Having bug reporting like this for desktop apps is great, so adding BugHerd to your Electron application is extremely possible. There are a couple ways to go about integration using the default install method:

 
   (function (d, t) {
     var bh = d.createElement(t), s = d.getElementsByTagName(t)[0];
     bh.type = 'text/javascript';
     bh.src = 'https://www.bugherd.com/sidebarv2.js?apikey=API_KEY';
     s.parentNode.insertBefore(bh, s);
   })(document, 'script');
 

If you do not want BugHerd to have full access to the root of your app, we can fix that as well. In this example let us also add it in a React root component:

componentWillMount() {
  (function (d, t) {
    // select the mounting point we want to start at
    var app = d.querySelector('#app'), bh = d.createElement(t), s = d.getElementsByTagName(t)[0];
    var bh = d.createElement(t), s = d.getElementsByTagName(t)[0];
    bh.type = 'text/javascript';
    bh.src = 'https://www.bugherd.com/sidebarv2.js?apikey=API_KEY';
    app.appendChild(bh);
  })(document, 'script');
}

That’s it for the BugHerd portion of the install. Without Electron this is all you need, minus your API Key of course.
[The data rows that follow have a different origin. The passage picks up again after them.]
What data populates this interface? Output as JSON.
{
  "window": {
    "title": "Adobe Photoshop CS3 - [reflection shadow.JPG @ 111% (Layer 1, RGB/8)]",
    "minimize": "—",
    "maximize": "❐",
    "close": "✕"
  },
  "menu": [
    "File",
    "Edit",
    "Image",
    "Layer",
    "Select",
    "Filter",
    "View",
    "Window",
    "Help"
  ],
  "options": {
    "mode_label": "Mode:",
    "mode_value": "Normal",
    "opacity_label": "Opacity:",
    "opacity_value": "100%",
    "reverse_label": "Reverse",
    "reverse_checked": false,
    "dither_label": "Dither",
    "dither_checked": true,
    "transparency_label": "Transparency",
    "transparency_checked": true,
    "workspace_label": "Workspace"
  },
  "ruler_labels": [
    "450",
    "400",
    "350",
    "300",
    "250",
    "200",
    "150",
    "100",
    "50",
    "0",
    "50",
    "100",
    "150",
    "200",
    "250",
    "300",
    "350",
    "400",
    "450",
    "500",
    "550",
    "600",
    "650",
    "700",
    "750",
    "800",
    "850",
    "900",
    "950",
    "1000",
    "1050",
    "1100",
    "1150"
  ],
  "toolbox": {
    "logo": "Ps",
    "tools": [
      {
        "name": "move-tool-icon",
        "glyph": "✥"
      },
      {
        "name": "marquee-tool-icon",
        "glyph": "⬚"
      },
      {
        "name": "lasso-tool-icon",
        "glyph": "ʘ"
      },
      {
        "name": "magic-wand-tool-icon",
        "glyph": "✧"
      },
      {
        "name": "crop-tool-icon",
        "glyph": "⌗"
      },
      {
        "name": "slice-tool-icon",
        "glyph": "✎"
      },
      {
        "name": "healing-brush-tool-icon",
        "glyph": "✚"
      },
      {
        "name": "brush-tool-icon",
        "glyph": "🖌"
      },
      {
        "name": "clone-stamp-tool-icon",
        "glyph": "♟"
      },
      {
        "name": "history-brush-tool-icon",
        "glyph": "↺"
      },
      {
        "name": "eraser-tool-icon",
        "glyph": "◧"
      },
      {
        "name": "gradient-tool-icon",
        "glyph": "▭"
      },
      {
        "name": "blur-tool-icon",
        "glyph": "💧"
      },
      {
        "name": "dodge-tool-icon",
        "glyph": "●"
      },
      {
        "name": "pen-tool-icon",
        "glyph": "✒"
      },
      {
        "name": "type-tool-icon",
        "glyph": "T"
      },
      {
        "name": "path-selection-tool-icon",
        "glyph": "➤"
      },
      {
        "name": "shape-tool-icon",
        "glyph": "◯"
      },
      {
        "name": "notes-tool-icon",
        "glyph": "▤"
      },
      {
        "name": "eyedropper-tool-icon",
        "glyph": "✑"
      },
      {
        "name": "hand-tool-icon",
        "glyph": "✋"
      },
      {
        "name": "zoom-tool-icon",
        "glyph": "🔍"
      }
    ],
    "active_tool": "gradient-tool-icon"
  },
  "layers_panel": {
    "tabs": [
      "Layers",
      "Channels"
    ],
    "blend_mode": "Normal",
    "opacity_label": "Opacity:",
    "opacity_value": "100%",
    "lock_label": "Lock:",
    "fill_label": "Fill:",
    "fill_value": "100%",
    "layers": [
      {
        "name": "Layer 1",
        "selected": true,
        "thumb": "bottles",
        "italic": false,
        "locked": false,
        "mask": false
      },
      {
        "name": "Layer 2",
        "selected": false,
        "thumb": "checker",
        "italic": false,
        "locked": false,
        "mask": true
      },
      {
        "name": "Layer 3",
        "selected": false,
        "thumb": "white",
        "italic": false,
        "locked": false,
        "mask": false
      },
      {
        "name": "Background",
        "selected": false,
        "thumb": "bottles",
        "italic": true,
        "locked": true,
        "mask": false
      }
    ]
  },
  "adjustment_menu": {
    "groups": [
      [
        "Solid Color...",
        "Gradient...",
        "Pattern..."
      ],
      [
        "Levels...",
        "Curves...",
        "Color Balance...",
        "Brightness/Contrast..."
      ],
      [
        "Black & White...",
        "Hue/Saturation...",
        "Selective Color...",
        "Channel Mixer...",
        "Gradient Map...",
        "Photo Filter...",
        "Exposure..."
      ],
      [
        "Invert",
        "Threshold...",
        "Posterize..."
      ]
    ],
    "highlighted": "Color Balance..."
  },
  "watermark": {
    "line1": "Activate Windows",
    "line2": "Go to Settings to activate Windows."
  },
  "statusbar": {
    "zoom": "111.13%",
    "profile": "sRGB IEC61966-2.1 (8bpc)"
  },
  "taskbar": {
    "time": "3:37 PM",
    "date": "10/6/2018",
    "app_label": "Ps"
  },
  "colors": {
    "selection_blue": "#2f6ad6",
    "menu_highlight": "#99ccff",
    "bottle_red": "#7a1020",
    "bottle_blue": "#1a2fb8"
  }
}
Testing BugHerd in Electron

For Electron we place the install script in the head of the HTML file that Electron opens in the main.js file. Since this is based off of a Node-based application, and node.js is not disabled in Electron you will need to install jQuery, as well as xmlhttprequest.

$ yarn add jquery xmlhttprequest -S

With these packages installed BugHerd core should be all good to go. If you start your app, and your Electron app is being served the root app.html/index.html file over HTTP you should see the BugHerd sidebar. On the other hand if you are loading straight from the file using the local file protocol, you may notice that nothing shows up at all. This points out another issue we need to work around.
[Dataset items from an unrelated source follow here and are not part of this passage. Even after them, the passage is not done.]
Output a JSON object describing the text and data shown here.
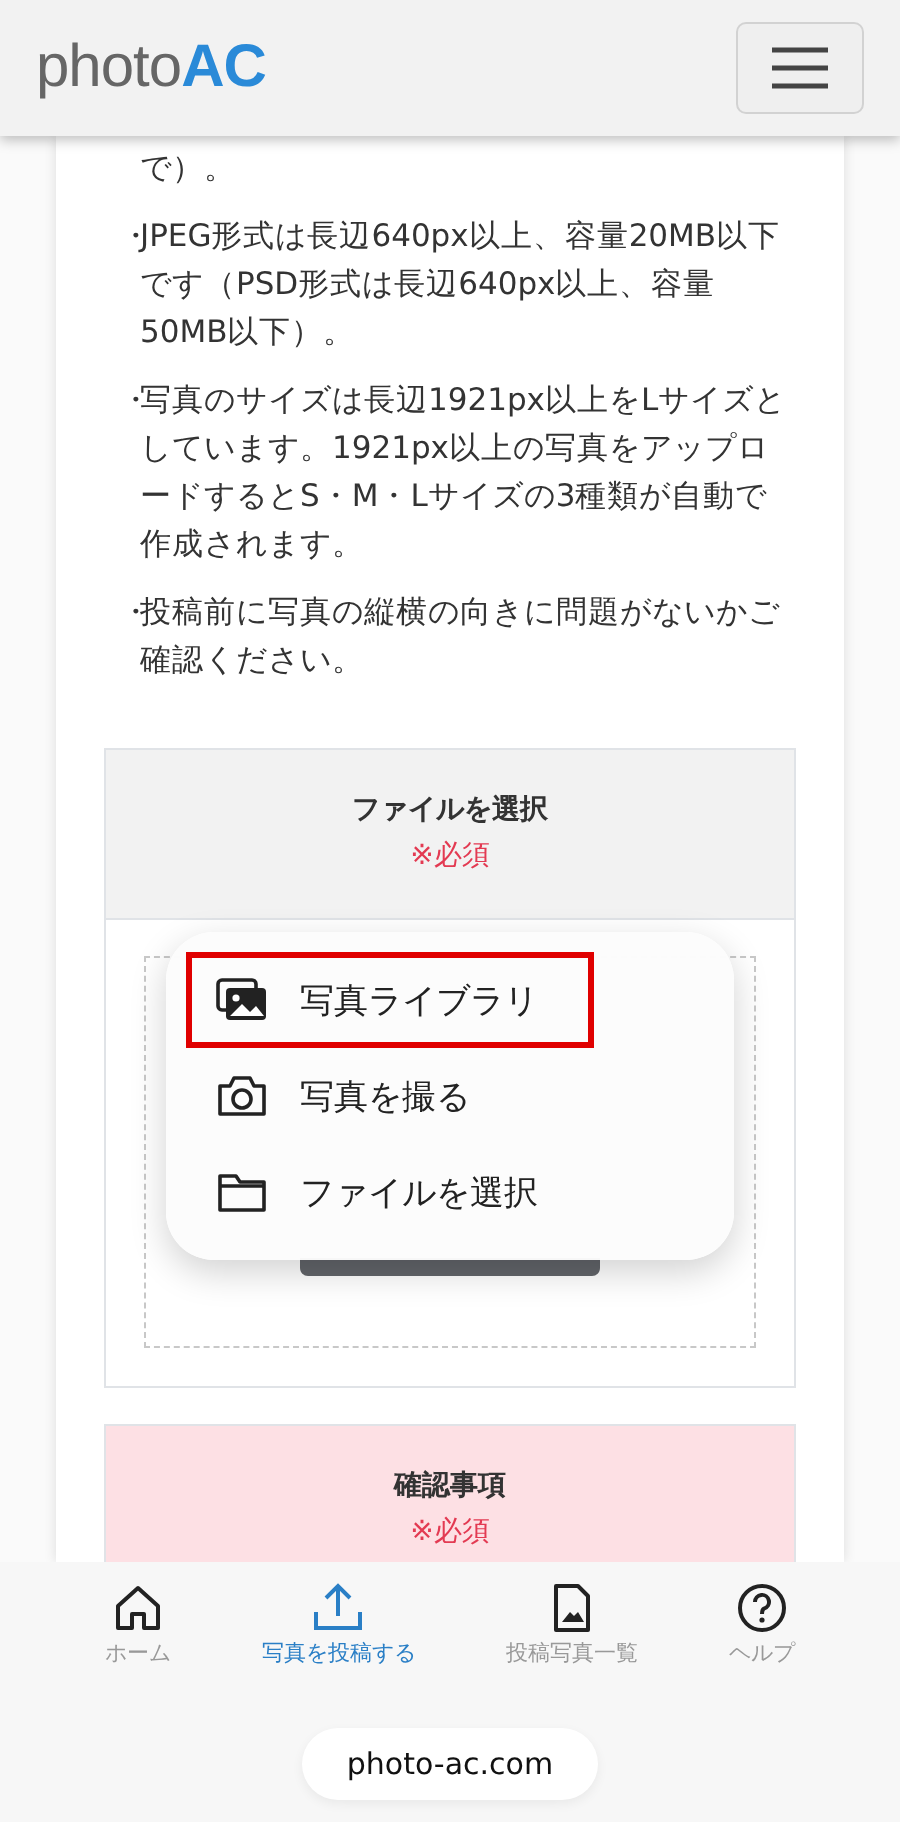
{
  "header": {
    "logo_part1": "photo",
    "logo_part2": "AC"
  },
  "notes": [
    {
      "text": "で）。"
    },
    {
      "mark": "・",
      "text": "JPEG形式は長辺640px以上、容量20MB以下です（PSD形式は長辺640px以上、容量50MB以下）。"
    },
    {
      "mark": "・",
      "text": "写真のサイズは長辺1921px以上をLサイズとしています。1921px以上の写真をアップロードするとS・M・Lサイズの3種類が自動で作成されます。"
    },
    {
      "mark": "・",
      "text": "投稿前に写真の縦横の向きに問題がないかご確認ください。"
    }
  ],
  "file_section": {
    "title": "ファイルを選択",
    "required": "※必須"
  },
  "menu": [
    {
      "kind": "library",
      "label": "写真ライブラリ",
      "selected": true
    },
    {
      "kind": "camera",
      "label": "写真を撮る",
      "selected": false
    },
    {
      "kind": "folder",
      "label": "ファイルを選択",
      "selected": false
    }
  ],
  "confirm_section": {
    "title": "確認事項",
    "required": "※必須"
  },
  "bottom_nav": [
    {
      "kind": "home",
      "label": "ホーム",
      "selected": false
    },
    {
      "kind": "upload",
      "label": "写真を投稿する",
      "selected": true
    },
    {
      "kind": "document",
      "label": "投稿写真一覧",
      "selected": false
    },
    {
      "kind": "help",
      "label": "ヘルプ",
      "selected": false
    }
  ],
  "url": "photo-ac.com"
}
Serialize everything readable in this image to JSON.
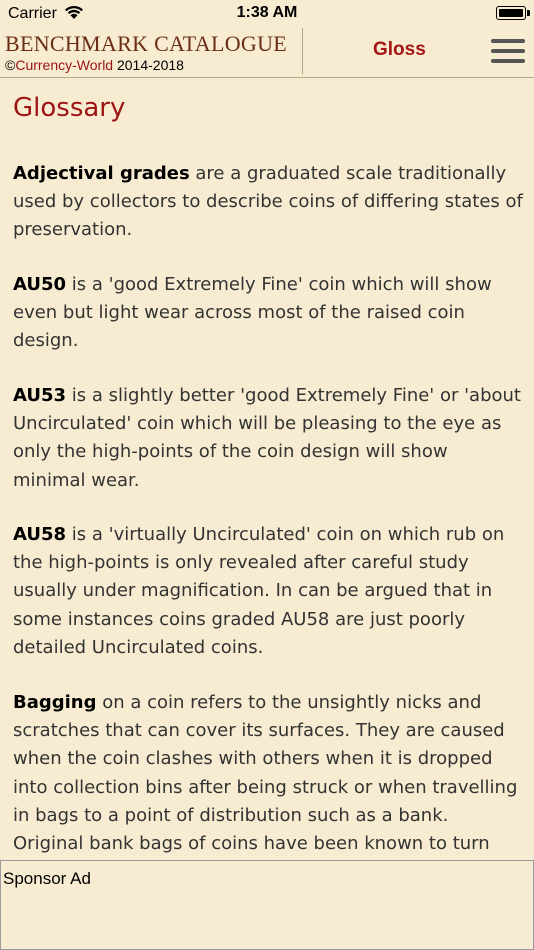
{
  "status_bar": {
    "carrier": "Carrier",
    "time": "1:38 AM",
    "icons": [
      "wifi-icon",
      "battery-icon"
    ]
  },
  "header": {
    "brand_title": "BENCHMARK CATALOGUE",
    "copyright_symbol": "©",
    "brand_name": "Currency-World",
    "years": " 2014-2018",
    "section_tab": "Gloss",
    "menu_icon": "hamburger-menu-icon"
  },
  "page": {
    "title": "Glossary",
    "entries": [
      {
        "term": "Adjectival grades",
        "text": " are a graduated scale traditionally used by collectors to describe coins of differing states of preservation."
      },
      {
        "term": "AU50",
        "text": " is a 'good Extremely Fine' coin which will show even but light wear across most of the raised coin design."
      },
      {
        "term": "AU53",
        "text": " is a slightly better 'good Extremely Fine' or 'about Uncirculated' coin which will be pleasing to the eye as only the high-points of the coin design will show minimal wear."
      },
      {
        "term": "AU58",
        "text": " is a 'virtually Uncirculated' coin on which rub on the high-points is only revealed after careful study usually under magnification. In can be argued that in some instances coins graded AU58 are just poorly detailed Uncirculated coins."
      },
      {
        "term": "Bagging",
        "text": " on a coin refers to the unsightly nicks and scratches that can cover its surfaces. They are caused when the coin clashes with others when it is dropped into collection bins after being struck or when travelling in bags to a point of distribution such as a bank. Original bank bags of coins have been known to turn"
      }
    ]
  },
  "ad": {
    "label": "Sponsor Ad"
  },
  "colors": {
    "background": "#f7ecd1",
    "accent_red": "#9c1414",
    "brand_brown": "#6b2d16"
  }
}
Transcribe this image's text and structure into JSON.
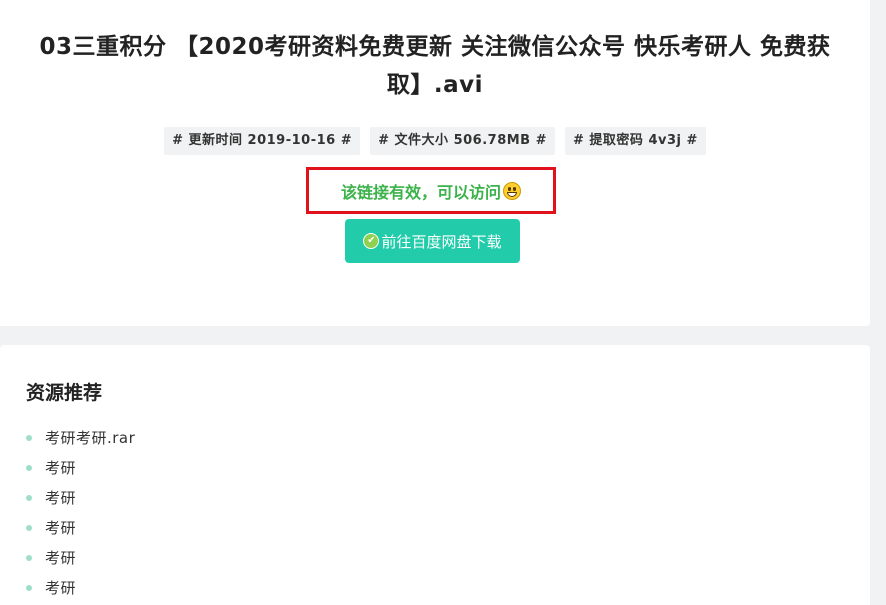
{
  "title": "03三重积分 【2020考研资料免费更新 关注微信公众号 快乐考研人 免费获取】.avi",
  "meta": [
    "# 更新时间 2019-10-16 #",
    "# 文件大小 506.78MB #",
    "# 提取密码 4v3j #"
  ],
  "status": {
    "text": "该链接有效，可以访问",
    "icon": "grinning-emoji-icon"
  },
  "download": {
    "label": "前往百度网盘下载",
    "icon": "check-circle-icon"
  },
  "recommend": {
    "heading": "资源推荐",
    "items": [
      "考研考研.rar",
      "考研",
      "考研",
      "考研",
      "考研",
      "考研"
    ]
  },
  "colors": {
    "status_text": "#3cb24a",
    "status_border": "#e0131d",
    "button": "#22ccaa",
    "bullet": "#9fdfca"
  }
}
NOTE: I want to start by saying the only way to use BugHerd in Electron is to serve your front-end over HTTP(S). If you are loading from a file, like in production, BugHerd will not work.

The main issue is that BugHerd relies on a website URL actually existing, so if Electron’s window.location value does not start with “http://” then we cannot verify the domain it is coming from causing BH not to show at all. This does pose a bit of problem, because we really do not want to use a self-hosted HTTP server with Electron in production. We can work around this by turning on anonymous feedback, but without a location the AJAX request BugHerd sends for passing bug reports will fail.
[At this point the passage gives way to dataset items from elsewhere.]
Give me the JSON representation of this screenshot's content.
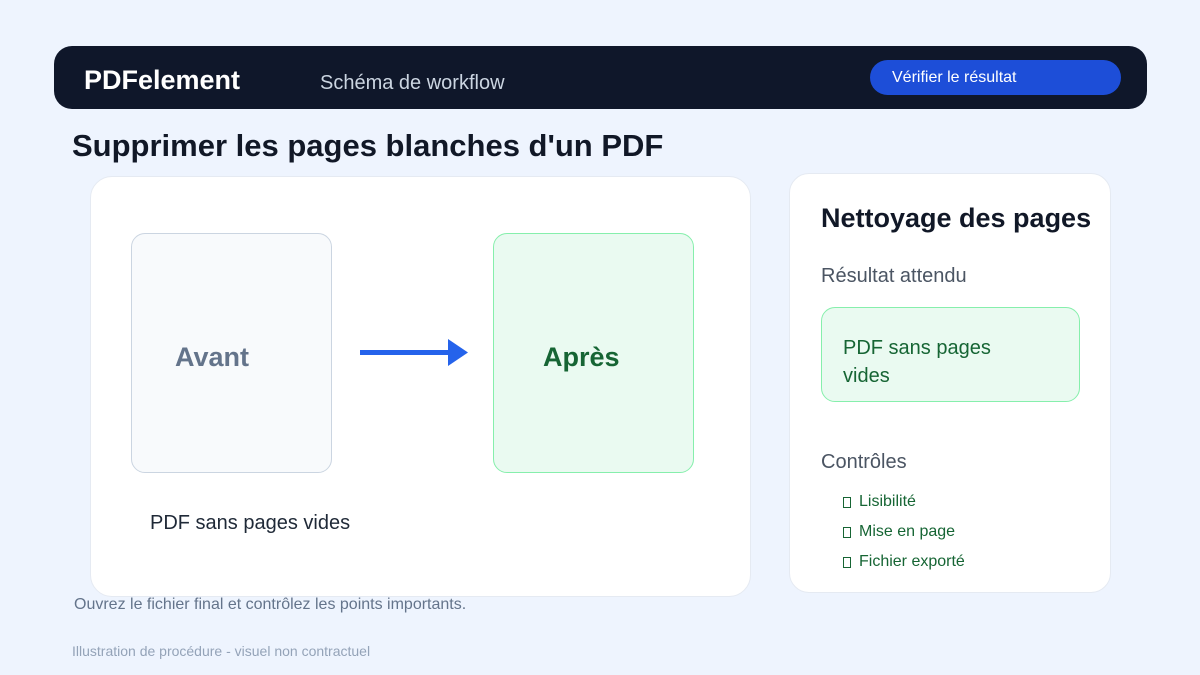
{
  "header": {
    "brand": "PDFelement",
    "subtitle": "Schéma de workflow",
    "verify_button": "Vérifier le résultat"
  },
  "page_title": "Supprimer les pages blanches d'un PDF",
  "diagram": {
    "before_label": "Avant",
    "after_label": "Après",
    "caption": "PDF sans pages vides",
    "arrow_icon": "arrow-right-icon"
  },
  "side_panel": {
    "title": "Nettoyage des pages",
    "result_label": "Résultat attendu",
    "result_value": "PDF sans pages vides",
    "checks_label": "Contrôles",
    "checks": [
      "Lisibilité",
      "Mise en page",
      "Fichier exporté"
    ]
  },
  "footnote": "Ouvrez le fichier final et contrôlez les points importants.",
  "footer": "Illustration de procédure - visuel non contractuel",
  "colors": {
    "accent": "#1d4ed8",
    "arrow": "#2563eb",
    "success": "#166534",
    "topbar": "#0f172a"
  }
}
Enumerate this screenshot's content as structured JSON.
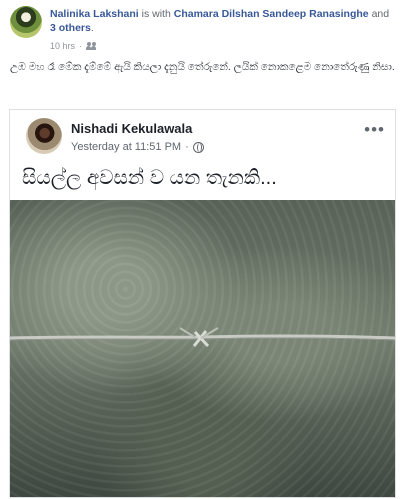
{
  "post": {
    "author": "Nalinika Lakshani",
    "with_text": "is with",
    "with_people": "Chamara Dilshan Sandeep Ranasinghe",
    "and_text": "and",
    "others_text": "3 others",
    "time": "10 hrs",
    "privacy_icon": "friends-icon",
    "text": "උඹ මහ රෑ මේක දැම්මේ ඇයි කියලා දැනුයි තේරුනේ. ලයික් නොකළෙම නොතේරුණු නිසා."
  },
  "shared": {
    "author": "Nishadi Kekulawala",
    "time": "Yesterday at 11:51 PM",
    "privacy_icon": "globe-icon",
    "more_icon": "more-options-icon",
    "text": "සියල්ල අවසන් ව යන තැනකි..."
  }
}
Even when trying to work around this by changing the request origin, BugHerd required a matching origin/location with the location taking priority. While hosting another html file within another Electron window works, losing the ability to select elements on the main applications defeated the purpose of BugHerd completely, though I didn’t try the client in both windows to see if there was a way to pass the data to the 2nd hosted window. Even so it is unfortunate that Electron doesn’t offer any way to mock the location to get around this issue, and the requests for this feature I did see in the issues have been shot down by developers. No matter though, a fix is on the way!

Conclusion (UPDATED)

Overall BugHerd is a great bug tracking service for websites, and it has great potential for Electron applications if BugHerd allows the use of different protocols like file://.

EDIT: After reaching out to the BugHerd devs, and linking this article, they reassured me that they would add file:// support within the next release. Electron App Bug Reporting here we come!

Until the next release, you can now get your Electron apps ready for some amazing bug reporting that you can add to your app, and cheers to BugHerd!